Быстро вытащив рацию, он несколько раз щёлкнул кнопкой, и дождавшись когда прекратится шипение, спросил.

«Что там у вас происходит? Приём.»

В динамике кто-то забубнил, но непонятно, и только через несколько секунд раздался спокойный голос Олега.

«Уже ничего. Рабочие моменты. Приём»

«Понятно, конец связи» — Василич отжал кнопку, и защёлкнув карабин с рацией на поясе, проворчал,

— Черти что... Только этого нам не хватает.

И тут же, словно в ответ на его слова, снова начали стрелять.

— Твою ж дивизию!.. Рабочие моменты бл!..

Судя по интенсивности стрельбы, где-то в районе школы завязался самый настоящий бой. Стреляли короткими очередями, но часто, и явно не из одного автомата.

Матерясь и чертыхаясь, Василич не стал никого вызывать, а не взирая на хромоту, опрометью ломанулся к машине. Я за ним.

Поехали, ориентируясь на звук. Чем ближе подъезжали, тем понятнее становилось что заварушка началась в штабе, уж не знаю кого там хотели разоружить, но те явно не соглашались.

Когда повернули с переулка, что-то взорвалось, и всё стихло. Потрясясь ещё пол минуты, мы свернули на шестую, к штабу, жадно глядя на открывшуюся картину.

Возле крыльца стояло несколько машин, сновали люди, а из окна второго этажа валил чёрный дым.

Кое-как покинув водительское кресло — нога запуталась, Василич проковылял по лестнице, и подскочил к молодому парнишке у дверей.

— Что случилось? — рявкнул он.

Но парнишка только пожал плечами, и кивнув на дымящееся окно, ответил,

— Не знаю, туда наши пошли, потом стрельба, взрыв, и вот...

— Что вот? — отпихнув парня, Василич выставил перед собой автомат, и решительно зашёл внутрь. Револьвер я приготовил ещё раньше, и не задерживаясь последовал за ним, досадуя что снова всё пошло не по плану.

Как оказалось, четверо особо несогласных попытались дать отпор, забаррикадировавшись в кабинете главы, но что-то случилось, и там прогремел взрыв.

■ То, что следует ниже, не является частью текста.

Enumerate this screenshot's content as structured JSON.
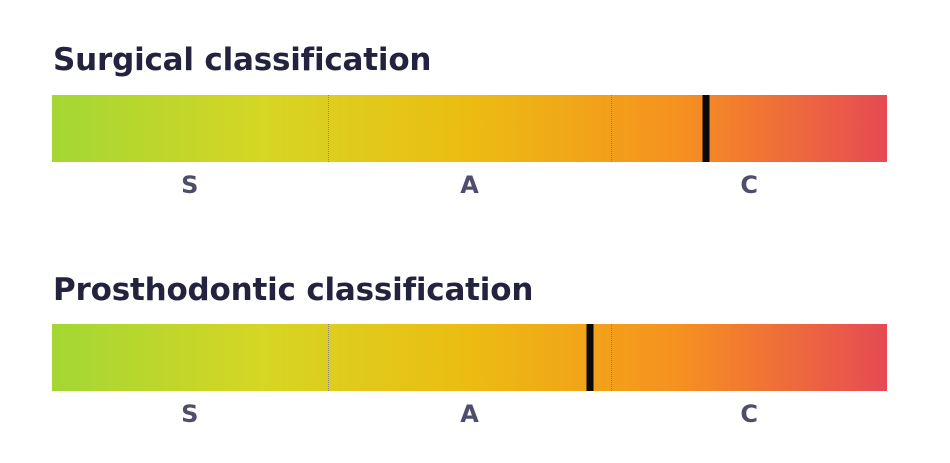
{
  "colors": {
    "title_text": "#23233f",
    "label_text": "#4e4e6c",
    "gradient_stops": [
      "#a3d734",
      "#d6d624",
      "#ecbc12",
      "#f6911f",
      "#e64a54"
    ]
  },
  "chart_data": [
    {
      "type": "bar",
      "title": "Surgical classification",
      "categories": [
        "S",
        "A",
        "C"
      ],
      "zone_bounds": [
        0,
        0.33,
        0.67,
        1
      ],
      "marker_value": 0.783
    },
    {
      "type": "bar",
      "title": "Prosthodontic classification",
      "categories": [
        "S",
        "A",
        "C"
      ],
      "zone_bounds": [
        0,
        0.33,
        0.67,
        1
      ],
      "marker_value": 0.644
    }
  ]
}
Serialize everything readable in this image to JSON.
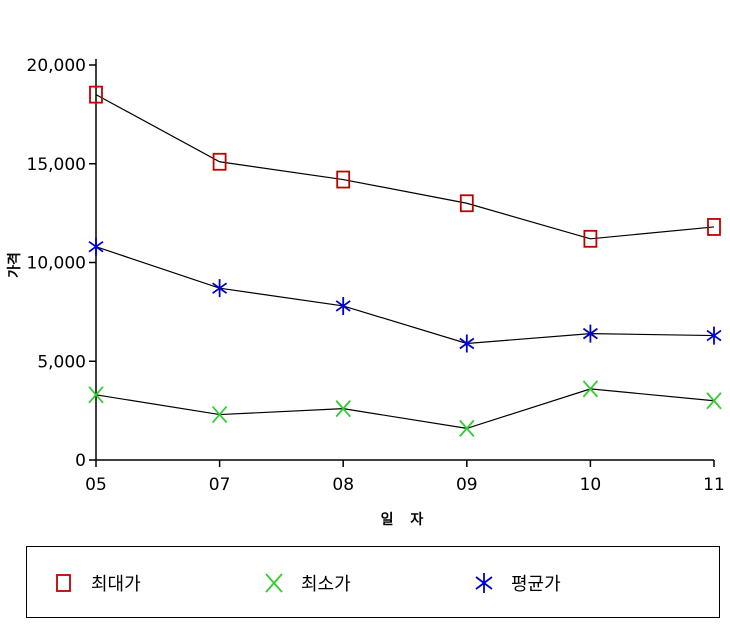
{
  "chart_data": {
    "type": "line",
    "categories": [
      "05",
      "07",
      "08",
      "09",
      "10",
      "11"
    ],
    "xlabel": "일 자",
    "ylabel": "가격",
    "ylim": [
      0,
      20000
    ],
    "yticks": [
      0,
      5000,
      10000,
      15000,
      20000
    ],
    "ytick_labels": [
      "0",
      "5,000",
      "10,000",
      "15,000",
      "20,000"
    ],
    "grid": false,
    "legend_position": "bottom",
    "series": [
      {
        "name": "최대가",
        "marker": "square",
        "color": "#c00000",
        "values": [
          18500,
          15100,
          14200,
          13000,
          11200,
          11800
        ]
      },
      {
        "name": "최소가",
        "marker": "x",
        "color": "#33cc33",
        "values": [
          3300,
          2300,
          2600,
          1600,
          3600,
          3000
        ]
      },
      {
        "name": "평균가",
        "marker": "asterisk",
        "color": "#0000cc",
        "values": [
          10800,
          8700,
          7800,
          5900,
          6400,
          6300
        ]
      }
    ]
  }
}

Как итог трое погибших и один раненный.

Я отошёл в сторону и убрал револьвер за пояс, в такой неразберихе запросто можно и пулю получить, люди на нервах, пальнут, и фамилию не спросят. Да и без нервов если, тоже ничего хорошего, — вроде все свои вокруг, всех знаю, а доверять не могу. Наверное у нас сейчас происходит что-то подобное семнадцатому году, когда станичники передрались меж собой. Кто-то за красных, кто-то за белых, а в итоге закопали всех в общей могиле. Старики говорили больше сотни душ за раз преставились.

И ведь всё потому, что не нашлось тогда такого человека, который бы смог утихомирить казаков, а тем что пытался, попросту не хватило авторитета. Не знаю почему мне пришло в голову подобное сравнение, ведь тогда была революция и борьба за мир во всем мире. А у нас всё гораздо проще — колхознее, я бы сказал. Личная неприязнь, помноженная на желание выжить, никогда не давала ничего хорошего. С тем же оружием, растащили по домам, — так им спокойнее — а случись чего? Как тогда действовать? Все будут дома свои охранять, никто за периметр и не сунется. Глупо.

Василич тем временем куда-то убежал, а я прошёл до разгромленного кабинета, и перешагнув через выпавшую дверь, заглянул внутрь.

Перевернутая, разбитая мебель, выбитые окна, залитый водой, но ещё тлеющий диван, и аккуратно уложенные на полу вдоль стены, накрытые мешковиной тела. Три человека. Не знаю точных цифр, но, примерно, могу сказать что за этот неполный год, станица лишилась порядка четверти боеспособных мужчин. Ведь даже эти трое, это не просто какие-то салабоны, — отнюдь. — Обстрелянные, матёрые мужики, замены которым у нас нет, и долго ещё не будет. Да, они сделали свой выбор, их никто не заставлял. Но в итоге-то, кому хуже? Только нам, и никому другому.